Selain itu, ia selama ini selalu berasumsi bahwa dirinya
dibenci oleh sang ibu.
Tetapi jika dipikirkan kembali sekarang, ada terlalu
banyak hal janggal dari asumsi itu.
Ia teringat kembali percakapannya dengan Sakurajima
Seiji, pria yang mengaku sebagai kakak tirinya, saat festival malam di sekolah.
Sebelum Haruki menjadi terkenal di internet maupun media
sosial dan sebelum berbagai spekulasi liar bermunculan, Seiji sendiri yang
menyebarkan berita bahwa Haruki adalah anak Takura Mao.
Tindakan itu juga bisa dilihat sebagai upaya untuk
mengalihkan perhatian publik ke arahnya demi mencegah spekulasi yang tidak
perlu serta meredam agensi-agensi hiburan yang tidak jelas.

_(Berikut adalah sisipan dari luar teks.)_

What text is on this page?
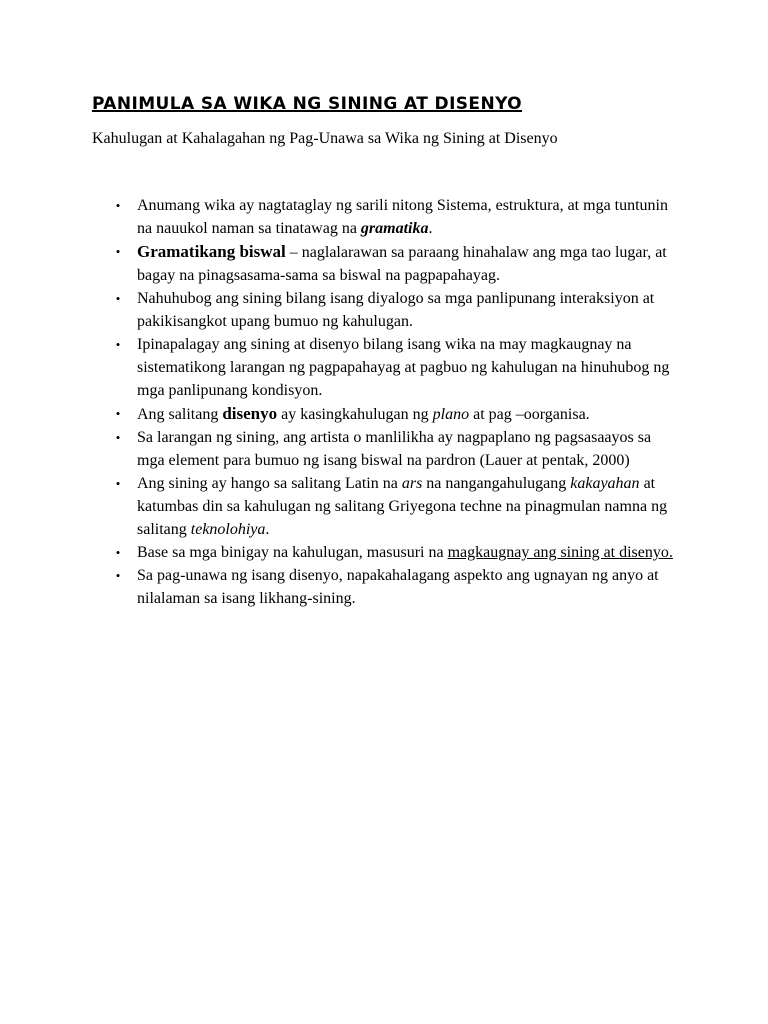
PANIMULA SA WIKA NG SINING AT DISENYO
Kahulugan at Kahalagahan ng Pag-Unawa sa Wika ng Sining at Disenyo
• Anumang wika ay nagtataglay ng sarili nitong Sistema, estruktura, at mga tuntunin na nauukol naman sa tinatawag na gramatika.
• Gramatikang biswal – naglalarawan sa paraang hinahalaw ang mga tao lugar, at bagay na pinagsasama-sama sa biswal na pagpapahayag.
• Nahuhubog ang sining bilang isang diyalogo sa mga panlipunang interaksiyon at pakikisangkot upang bumuo ng kahulugan.
• Ipinapalagay ang sining at disenyo bilang isang wika na may magkaugnay na sistematikong larangan ng pagpapahayag at pagbuo ng kahulugan na hinuhubog ng mga panlipunang kondisyon.
• Ang salitang disenyo ay kasingkahulugan ng plano at pag –oorganisa.
• Sa larangan ng sining, ang artista o manlilikha ay nagpaplano ng pagsasaayos sa mga element para bumuo ng isang biswal na pardron (Lauer at pentak, 2000)
• Ang sining ay hango sa salitang Latin na ars na nangangahulugang kakayahan at katumbas din sa kahulugan ng salitang Griyegona techne na pinagmulan namna ng salitang teknolohiya.
• Base sa mga binigay na kahulugan, masusuri na magkaugnay ang sining at disenyo.
• Sa pag-unawa ng isang disenyo, napakahalagang aspekto ang ugnayan ng anyo at nilalaman sa isang likhang-sining.
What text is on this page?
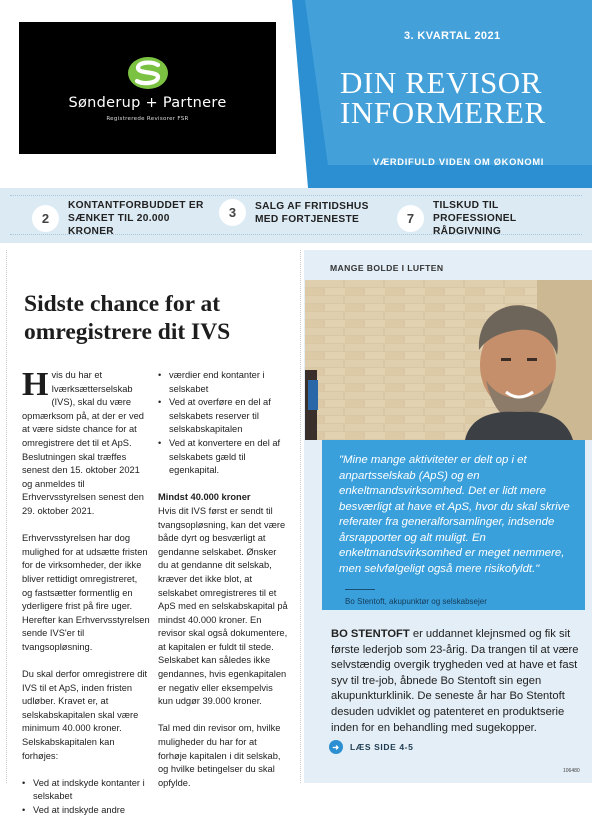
Sønderup + Partnere
Registrerede Revisorer FSR
3. KVARTAL 2021
DIN REVISOR
INFORMERER
VÆRDIFULD VIDEN OM ØKONOMI
2
KONTANTFORBUDDET ER SÆNKET TIL 20.000 KRONER
3	SALG AF FRITIDSHUS MED FORTJENESTE	7
TILSKUD TIL PROFESSIONEL RÅDGIVNING
Sidste chance for at omregistrere dit IVS

Hvis du har et Iværksætterselskab (IVS), skal du være opmærksom på, at der er ved at være sidste chance for at omregistrere det til et ApS. Beslutningen skal træffes senest den 15. oktober 2021 og anmeldes til Erhvervsstyrelsen senest den 29. oktober 2021.

Erhvervsstyrelsen har dog mulighed for at udsætte fristen for de virksomheder, der ikke bliver rettidigt omregistreret, og fastsætter formentlig en yderligere frist på fire uger. Herefter kan Erhvervsstyrelsen sende IVS'er til tvangsopløsning.

Du skal derfor omregistrere dit IVS til et ApS, inden fristen udløber. Kravet er, at selskabskapitalen skal være minimum 40.000 kroner. Selskabskapitalen kan forhøjes:

• Ved at indskyde kontanter i selskabet
• Ved at indskyde andre
• værdier end kontanter i selskabet
• Ved at overføre en del af selskabets reserver til selskabskapitalen
• Ved at konvertere en del af selskabets gæld til egenkapital.
Mindst 40.000 kroner

Hvis dit IVS først er sendt til tvangsopløsning, kan det være både dyrt og besværligt at gendanne selskabet. Ønsker du at gendanne dit selskab, kræver det ikke blot, at selskabet omregistreres til et ApS med en selskabskapital på mindst 40.000 kroner. En revisor skal også dokumentere, at kapitalen er fuldt til stede. Selskabet kan således ikke gendannes, hvis egenkapitalen er negativ eller eksempelvis kun udgør 39.000 kroner.

Tal med din revisor om, hvilke muligheder du har for at forhøje kapitalen i dit selskab, og hvilke betingelser du skal opfylde.

MANGE BOLDE I LUFTEN
"Mine mange aktiviteter er delt op i et anpartsselskab (ApS) og en enkeltmandsvirksomhed. Det er lidt mere besværligt at have et ApS, hvor du skal skrive referater fra generalforsamlinger, indsende årsrapporter og alt muligt. En enkeltmandsvirksomhed er meget nemmere, men selvfølgeligt også mere risikofyldt."
Bo Stentoft, akupunktør og selskabsejer
BO STENTOFT er uddannet klejnsmed og fik sit første lederjob som 23-årig. Da trangen til at være selvstændig overgik trygheden ved at have et fast syv til tre-job, åbnede Bo Stentoft sin egen akupunkturklinik. De seneste år har Bo Stentoft desuden udviklet og patenteret en produktserie inden for en behandling med sugekopper.
➜	LÆS SIDE 4-5
106480
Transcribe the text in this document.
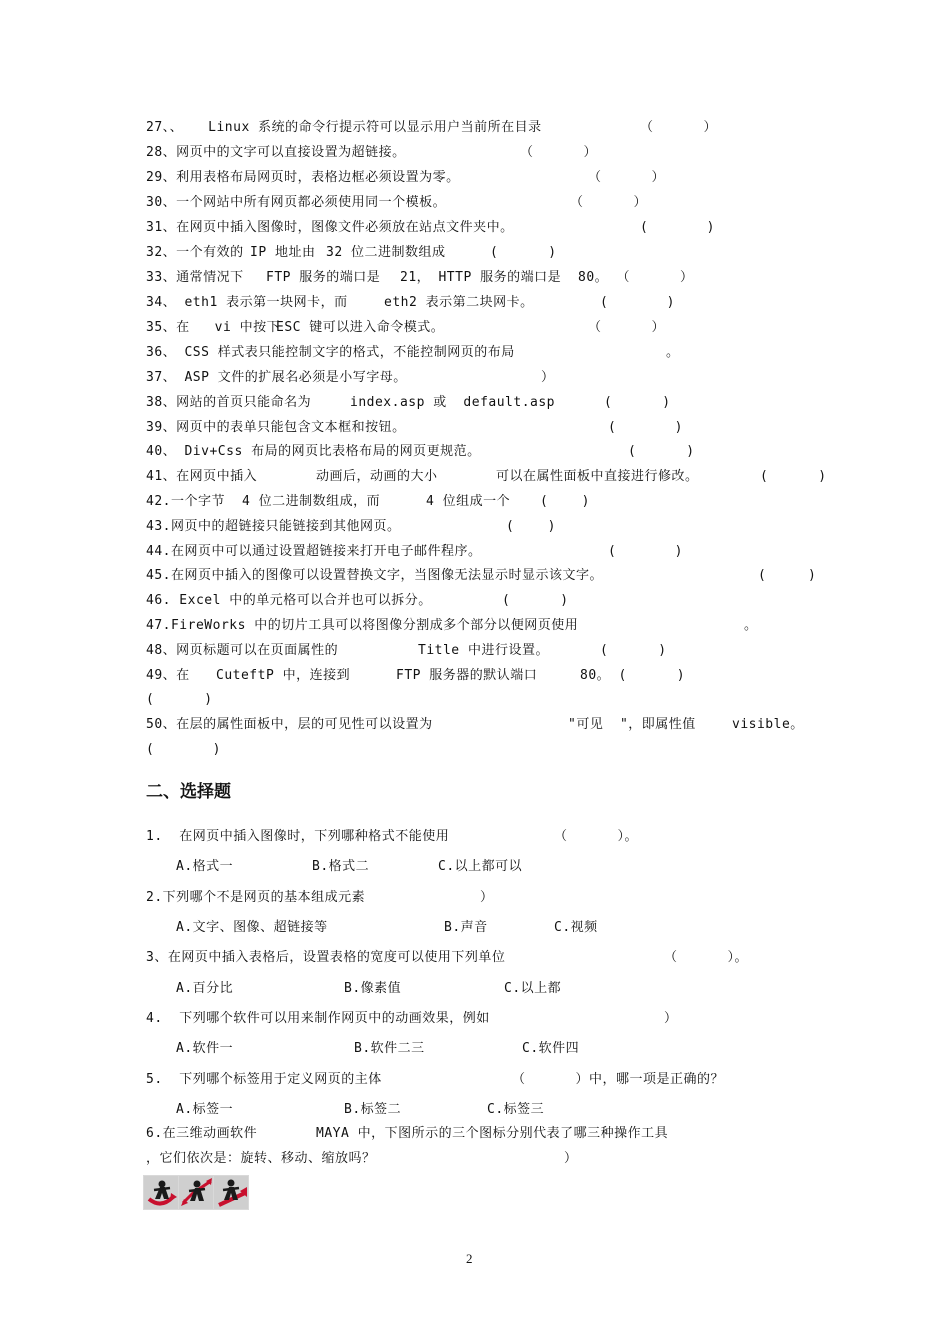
27、、   Linux 系统的命令行提示符可以显示用户当前所在目录	（      ）
28、网页中的文字可以直接设置为超链接。	（      ）
29、利用表格布局网页时，表格边框必须设置为零。	（      ）
30、一个网站中所有网页都必须使用同一个模板。	（      ）
31、在网页中插入图像时，图像文件必须放在站点文件夹中。	(       )
32、一个有效的 IP 地址由 32 位二进制数组成	(      )
33、通常情况下 FTP 服务的端口是 21， HTTP 服务的端口是 80。 （      ）
34、 eth1 表示第一块网卡，而	eth2 表示第二块网卡。	(       )
35、在   vi 中按下
ESC 键可以进入命令模式。	（      ）
36、 CSS 样式表只能控制文字的格式，不能控制网页的布局	。
37、 ASP 文件的扩展名必须是小写字母。	）
38、网站的首页只能命名为	index.asp 或  default.asp	(      )
39、网页中的表单只能包含文本框和按钮。	(       )
40、 Div+Css 布局的网页比表格布局的网页更规范。	(      )
41、在网页中插入	动画后，动画的大小	可以在属性面板中直接进行修改。	(      )
42.一个字节 4 位二进制数组成，而	4 位组成一个 (    )
43.网页中的超链接只能链接到其他网页。	(    )
44.在网页中可以通过设置超链接来打开电子邮件程序。	(       )
45.在网页中插入的图像可以设置替换文字，当图像无法显示时显示该文字。	(     )
46. Excel 中的单元格可以合并也可以拆分。	(      )
47.FireWorks 中的切片工具可以将图像分割成多个部分以便网页使用	。
48、网页标题可以在页面属性的	Title 中进行设置。	(      )
49、在 CuteftP 中，连接到	FTP 服务器的默认端口	80。 (      )
(      )
50、在层的属性面板中，层的可见性可以设置为	"可见  "，即属性值	visible。
(       )
二、选择题
1.  在网页中插入图像时，下列哪种格式不能使用	（      ）。
A.格式一	B.格式二	C.以上都可以
2.下列哪个不是网页的基本组成元素	）
A.文字、图像、超链接等	B.声音	C.视频
3、在网页中插入表格后，设置表格的宽度可以使用下列单位	（      ）。
A.百分比	B.像素值	C.以上都
4.  下列哪个软件可以用来制作网页中的动画效果，例如	）
A.软件一	B.软件二三	C.软件四
5.  下列哪个标签用于定义网页的主体	（      ）中，哪一项是正确的？
A.标签一	B.标签二	C.标签三
6.在三维动画软件	MAYA 中，下图所示的三个图标分别代表了哪三种操作工具
，它们依次是：旋转、移动、缩放吗？	）
2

Saat itu juga, Haruki diberi tahu bahwa ayahnya adalah
Sakurajima Kiyotatsu, seorang aktor legendaris masa lalu.
Tampaknya ada semacam keadaan rumit di balik sisi itu
juga.
Ia ingin tahu.
Ia ingin mengetahui pikiran ibunya, alasan mengapa ia
dilahirkan, dan kebenaran yang sesungguhnya.